There has been a strong motivation and desire for co-existence of Hadoop and HPC clusters. While it is true that the HPC world would like to optimize their clusters and leverage MapReduce, it is also true that the Hadoop world would like to invoke MPI apps from their framework. Let’s look at some of the options which may enable this.
The Advanced Edition of Platform Symphony includes an Apache Hadoop compatible MapReduce implementation optimized for low latency, reliability and resource sharing. Along with IBM Infosphere BigInsights (IBM’s hadoop distribution), Symphony delivers a multi-tenant, heterogeneous application cluster with higher utilization and performance. It ensures efficient sharing to ensure multi-tenancy at both workload and resource layer.
(Image source: IBM presentation - link)
Research projects :
myHadoop was developed by Sriram Krishnan and Shava Smallen from San Diego Supercomputer Center (SDSC). It aims to provision Hadoop instances on traditional supercomputing resources on the fly via regular batch scripts. This open source tool has been tested on SDSC Triton, TeraGrid and UC Grid resources.
|Hadoop on HPC: |
(Image source – Sriram Krishnan’s presentation –link)

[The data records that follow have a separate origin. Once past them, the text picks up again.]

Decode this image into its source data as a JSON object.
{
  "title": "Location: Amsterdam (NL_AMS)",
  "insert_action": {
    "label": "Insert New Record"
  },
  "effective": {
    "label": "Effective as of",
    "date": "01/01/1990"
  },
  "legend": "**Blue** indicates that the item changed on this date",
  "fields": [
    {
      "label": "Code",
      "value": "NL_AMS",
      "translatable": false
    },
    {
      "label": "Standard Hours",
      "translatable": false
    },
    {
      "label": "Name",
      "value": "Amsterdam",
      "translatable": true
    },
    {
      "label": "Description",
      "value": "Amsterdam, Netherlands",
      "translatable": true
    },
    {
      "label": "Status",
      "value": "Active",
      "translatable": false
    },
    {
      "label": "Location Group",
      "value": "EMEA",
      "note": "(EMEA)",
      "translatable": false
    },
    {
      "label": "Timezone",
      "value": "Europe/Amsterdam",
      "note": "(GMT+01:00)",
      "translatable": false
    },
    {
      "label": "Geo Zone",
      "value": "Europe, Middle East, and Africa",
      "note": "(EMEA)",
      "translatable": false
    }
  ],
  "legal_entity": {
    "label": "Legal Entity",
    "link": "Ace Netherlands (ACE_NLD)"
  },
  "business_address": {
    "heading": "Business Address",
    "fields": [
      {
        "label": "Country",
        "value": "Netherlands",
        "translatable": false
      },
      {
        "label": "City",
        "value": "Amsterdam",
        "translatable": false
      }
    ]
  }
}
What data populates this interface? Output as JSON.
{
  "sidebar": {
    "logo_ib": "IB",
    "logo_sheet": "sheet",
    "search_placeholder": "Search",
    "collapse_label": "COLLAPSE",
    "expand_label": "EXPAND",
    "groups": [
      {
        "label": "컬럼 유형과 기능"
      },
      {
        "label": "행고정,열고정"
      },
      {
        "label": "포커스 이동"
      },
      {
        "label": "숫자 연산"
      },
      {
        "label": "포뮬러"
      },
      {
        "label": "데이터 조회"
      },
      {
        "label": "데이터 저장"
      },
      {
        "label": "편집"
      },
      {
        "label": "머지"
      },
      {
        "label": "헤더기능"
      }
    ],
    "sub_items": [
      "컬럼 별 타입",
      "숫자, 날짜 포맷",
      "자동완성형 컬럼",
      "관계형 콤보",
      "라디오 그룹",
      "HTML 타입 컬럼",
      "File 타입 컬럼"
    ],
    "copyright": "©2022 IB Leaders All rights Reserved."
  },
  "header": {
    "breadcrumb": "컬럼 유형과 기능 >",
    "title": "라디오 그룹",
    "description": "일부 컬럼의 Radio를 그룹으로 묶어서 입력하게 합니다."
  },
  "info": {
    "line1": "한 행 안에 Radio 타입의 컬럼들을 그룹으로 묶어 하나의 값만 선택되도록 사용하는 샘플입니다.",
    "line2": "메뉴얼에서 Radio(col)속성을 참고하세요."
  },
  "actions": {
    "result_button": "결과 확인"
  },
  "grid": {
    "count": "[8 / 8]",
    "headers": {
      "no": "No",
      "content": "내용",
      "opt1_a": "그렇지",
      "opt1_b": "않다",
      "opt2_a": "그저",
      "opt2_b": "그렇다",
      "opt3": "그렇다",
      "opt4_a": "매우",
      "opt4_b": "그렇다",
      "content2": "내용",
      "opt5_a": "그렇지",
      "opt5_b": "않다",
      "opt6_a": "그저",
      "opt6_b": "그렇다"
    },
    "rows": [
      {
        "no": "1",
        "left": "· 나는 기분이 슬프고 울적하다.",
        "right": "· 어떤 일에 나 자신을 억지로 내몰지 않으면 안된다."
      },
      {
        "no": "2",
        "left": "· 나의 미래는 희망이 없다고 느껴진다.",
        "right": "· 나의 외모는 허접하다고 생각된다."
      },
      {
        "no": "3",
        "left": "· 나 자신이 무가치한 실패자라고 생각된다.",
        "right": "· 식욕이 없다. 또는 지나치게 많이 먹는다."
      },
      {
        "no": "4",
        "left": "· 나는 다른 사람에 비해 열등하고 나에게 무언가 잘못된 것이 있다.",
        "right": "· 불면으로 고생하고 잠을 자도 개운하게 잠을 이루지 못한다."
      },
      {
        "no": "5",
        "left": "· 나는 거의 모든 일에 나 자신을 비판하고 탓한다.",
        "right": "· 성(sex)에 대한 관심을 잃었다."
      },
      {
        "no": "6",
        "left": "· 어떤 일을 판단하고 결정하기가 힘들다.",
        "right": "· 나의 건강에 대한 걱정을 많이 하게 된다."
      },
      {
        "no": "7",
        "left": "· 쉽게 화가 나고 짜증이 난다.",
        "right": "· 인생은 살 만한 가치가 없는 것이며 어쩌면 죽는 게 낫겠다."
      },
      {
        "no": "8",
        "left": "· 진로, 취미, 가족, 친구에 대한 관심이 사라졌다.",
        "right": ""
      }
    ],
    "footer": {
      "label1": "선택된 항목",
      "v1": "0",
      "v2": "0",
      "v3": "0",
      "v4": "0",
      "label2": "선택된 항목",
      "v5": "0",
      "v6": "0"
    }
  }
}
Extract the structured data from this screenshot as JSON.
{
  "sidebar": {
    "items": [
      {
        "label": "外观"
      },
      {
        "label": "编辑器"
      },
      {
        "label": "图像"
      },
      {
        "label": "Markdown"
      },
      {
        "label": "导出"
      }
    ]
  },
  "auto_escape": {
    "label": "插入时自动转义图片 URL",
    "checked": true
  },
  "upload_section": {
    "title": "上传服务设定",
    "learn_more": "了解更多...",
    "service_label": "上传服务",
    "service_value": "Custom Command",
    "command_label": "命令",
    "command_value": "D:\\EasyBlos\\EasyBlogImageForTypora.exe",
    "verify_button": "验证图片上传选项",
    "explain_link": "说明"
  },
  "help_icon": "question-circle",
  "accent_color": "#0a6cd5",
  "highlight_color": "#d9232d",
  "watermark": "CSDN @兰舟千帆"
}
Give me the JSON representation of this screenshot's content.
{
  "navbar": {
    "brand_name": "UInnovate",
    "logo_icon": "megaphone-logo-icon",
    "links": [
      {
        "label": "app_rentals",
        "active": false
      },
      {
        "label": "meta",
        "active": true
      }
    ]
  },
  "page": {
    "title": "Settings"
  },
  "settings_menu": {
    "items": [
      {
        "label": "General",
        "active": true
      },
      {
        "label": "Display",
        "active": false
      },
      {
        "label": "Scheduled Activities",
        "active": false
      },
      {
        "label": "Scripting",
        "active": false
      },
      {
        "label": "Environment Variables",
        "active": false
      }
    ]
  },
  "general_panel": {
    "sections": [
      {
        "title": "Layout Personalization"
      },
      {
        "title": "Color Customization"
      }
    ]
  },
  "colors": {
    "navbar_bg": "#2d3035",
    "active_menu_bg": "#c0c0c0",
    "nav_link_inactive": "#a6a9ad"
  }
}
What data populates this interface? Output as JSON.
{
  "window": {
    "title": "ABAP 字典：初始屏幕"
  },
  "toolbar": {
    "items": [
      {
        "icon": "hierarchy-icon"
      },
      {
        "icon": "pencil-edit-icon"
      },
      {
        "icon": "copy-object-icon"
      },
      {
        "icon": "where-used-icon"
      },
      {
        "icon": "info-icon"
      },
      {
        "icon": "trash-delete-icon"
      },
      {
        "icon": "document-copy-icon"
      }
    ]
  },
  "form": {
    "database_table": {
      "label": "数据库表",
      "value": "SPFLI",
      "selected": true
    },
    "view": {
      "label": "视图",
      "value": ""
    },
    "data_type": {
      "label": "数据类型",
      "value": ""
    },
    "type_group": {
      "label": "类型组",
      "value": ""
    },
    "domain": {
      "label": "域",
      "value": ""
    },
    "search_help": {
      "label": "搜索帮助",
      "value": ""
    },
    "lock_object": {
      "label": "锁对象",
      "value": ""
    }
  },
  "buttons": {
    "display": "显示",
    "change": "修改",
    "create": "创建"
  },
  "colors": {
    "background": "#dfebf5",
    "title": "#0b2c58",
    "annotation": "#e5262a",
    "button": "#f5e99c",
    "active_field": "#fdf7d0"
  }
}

MR job adaptor was developed by Marcelo Neves, Tiago Ferreto, and Cesar De Rose of PUCRS in
Brazil. The adaptor aims to:
- Allows transparent MR job submission on HPC clusters
– Minimizes the average turnaround time
– Improve the overall utilization, by exploiting unused resources in the cluster
On the shelf :
(Open MPI) :
MR+ has been one of the most ambitious projects on the subject. The project caught fancy of Greenplum team but it is unclear at this time if it will be available for general use. The project claimed to be 10x faster than YARN and aimed support for multiple HPC environments (rsh, SLURM, Torque,
Alps, LSF, Windows, etc.). It was also
claimed that Mappers and reducers could be written in any of the typical HPC
languages (C, C++, and Fortran) as well as Java.
Hadoop On Demand (HOD) was the original open source project on the subject but for some strange reasons was abandoned instead of being upgraded or redesigned. HOD could provision virtual Hadoop clusters over a large physical cluster and used Torque resource manager to do node allocation. On the allocated nodes, it could start Hadoop Map/Reduce and HDFS daemons.
In the reckoning :
The veritable choice of Twitter, AirBnb and UC Berkley, Mesos is a platform which can run Hadoop, MPI, Hypertable, Spark and other applications. Supercomputing success stories with Mesos though are still awaited from the wider use base.
While YARN is the future of open source MapReduce, there is still lack of clarity on absolute integration with HPC. While project Hamster was touted as MPI plug-in for YARN, it instead made the MR+ journey to Greenplum as listed above. There has been a very recent contribution of MPI on YARN with MPICH2. We will wait and watch this space.